Referendum salva-salari. Ma poi chi si salva più?

 

La vera forza del Comitato Promotore di questo referendum sono le 2.000 firme raccolte in pochi giorni per dire “sì” a un quesito che permette ai lavoratori di guardare all’“oggi” con più serenità, anche se del doman non v’è certezza come recitava il Magnifico. Il bacino di voti a cui la Cdls strizza l’occhio è quello dei lavoratori della PA e delle loro famiglie, attualmente in fase di aumenti zero, ma presto alle prese con un rinnovo che in questo scenario si preannuncia estremamente difficile da veder condotto in porto. Per raccontare le ragioni del “no” – che Fixing ha sposato fin dalla prima ora – spieghiamo invece cosa potrebbe comportare la vittoria del “sì”. Votare “sì” al Referendum Salva Stipendi, significherebbe votare “sì” a un principio “Affossa Economia”. Per salvare gli stipendi, per davvero e non solo sulla carta, si deve infatti fare di tutto per preservare l’occupazione. Questo è chiaramente impossibile se si decide, per legge, di aumentare il costo del lavoro a prescindere dalle reali condizioni dei mercati e dell’economia. Di modi per tutelare il potere d’acquisto delle retribuzioni ce ne sono altri, senza dimenticare il dato generale (invece sempre dimenticato, guarda caso) che vede i cittadini di San Marino in posizione di netto vantaggio rispetto a chi vive dall’altra parte del confine. Ma votare “sì” avrebbe conseguenze pesanti anche sui conti dello Stato. Nel pubblico impiego le retribuzioni medie oggi sono più alte rispetto al settore privato del 25%, quindi per molte famiglie c’è già un margine su cui poter contare. Per diminuire il debito pubblico e andare nella direzione indicata dalla spending review non si può far altro che partire dal blocco degli aumenti nella PA per i prossimi anni, cosa impossibile con questo referendum. Uno scenario alternativo? Tagli e tasse. Altre soluzioni, purtroppo, non sono ipotizzabili.
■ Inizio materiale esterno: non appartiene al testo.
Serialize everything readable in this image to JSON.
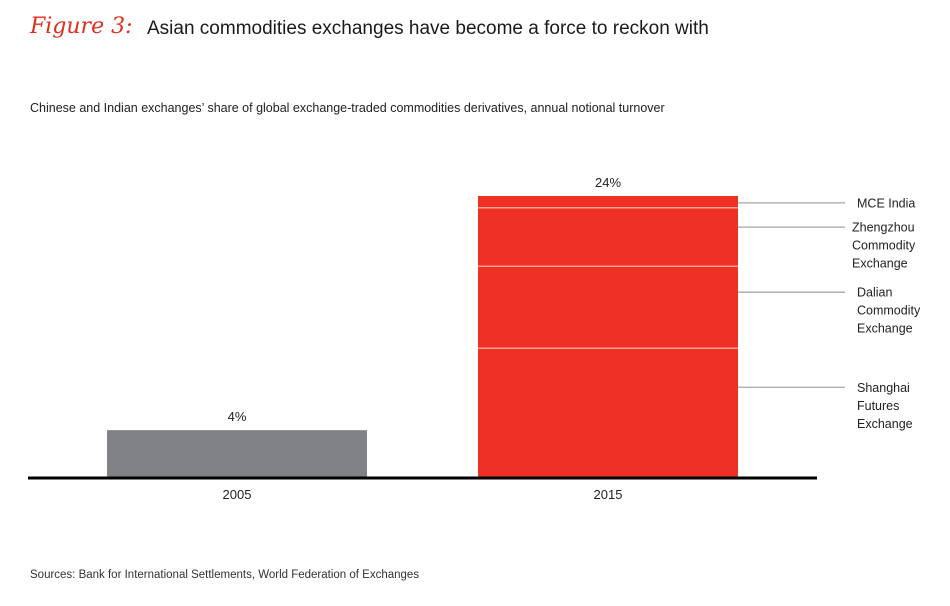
{
  "header": {
    "figure_label": "Figure 3:",
    "title": "Asian commodities exchanges have become a force to reckon with",
    "subtitle": "Chinese and Indian exchanges’ share of global exchange-traded commodities derivatives, annual notional turnover"
  },
  "footer": {
    "source": "Sources: Bank for International Settlements, World Federation of Exchanges"
  },
  "colors": {
    "gray_bar": "#818285",
    "red_bar": "#ee3124",
    "segment_line": "#f7a199",
    "leader": "#a6a6a6",
    "axis": "#000000"
  },
  "chart_data": {
    "type": "bar",
    "stacked": true,
    "title": "Asian commodities exchanges have become a force to reckon with",
    "subtitle": "Chinese and Indian exchanges’ share of global exchange-traded commodities derivatives, annual notional turnover",
    "xlabel": "",
    "ylabel": "",
    "ylim": [
      0,
      24
    ],
    "grid": false,
    "categories": [
      "2005",
      "2015"
    ],
    "totals": [
      4,
      24
    ],
    "total_labels": [
      "4%",
      "24%"
    ],
    "series": [
      {
        "name": "Total (2005)",
        "values": [
          4,
          0
        ],
        "color": "#818285"
      },
      {
        "name": "Shanghai Futures Exchange",
        "label_lines": [
          "Shanghai",
          "Futures",
          "Exchange"
        ],
        "values": [
          0,
          11
        ],
        "color": "#ee3124"
      },
      {
        "name": "Dalian Commodity Exchange",
        "label_lines": [
          "Dalian",
          "Commodity",
          "Exchange"
        ],
        "values": [
          0,
          7
        ],
        "color": "#ee3124"
      },
      {
        "name": "Zhengzhou Commodity Exchange",
        "label_lines": [
          "Zhengzhou",
          "Commodity",
          "Exchange"
        ],
        "values": [
          0,
          5
        ],
        "color": "#ee3124"
      },
      {
        "name": "MCE India",
        "label_lines": [
          "MCE India"
        ],
        "values": [
          0,
          1
        ],
        "color": "#ee3124"
      }
    ],
    "legend": "right (leader-line labels)"
  }
}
Demagogia per demagogia, dato che giochiamo a carte scoperte, più che “salva stipendi” questo è un referendum che pare un Robin Hood al contrario. Basti guardare a quali sono le categorie di lavoratori che sono state più solleticate dal Comitato del ‘sì’ in queste settimane: i lavoratori della PA, i bancari (attualmente già in fase di vacanza contrattuale, +25% rispetto alla media europea) e i dipendenti di Banca Centrale. Beh, volete sapere, in caso di vittoria del ‘sì’, chi tirerà fuori i soldi per pagare i loro aumenti? Quindi il nostro personalissimo appello al voto: “no”, scheda bianca, scheda nulla oppure non ritirata.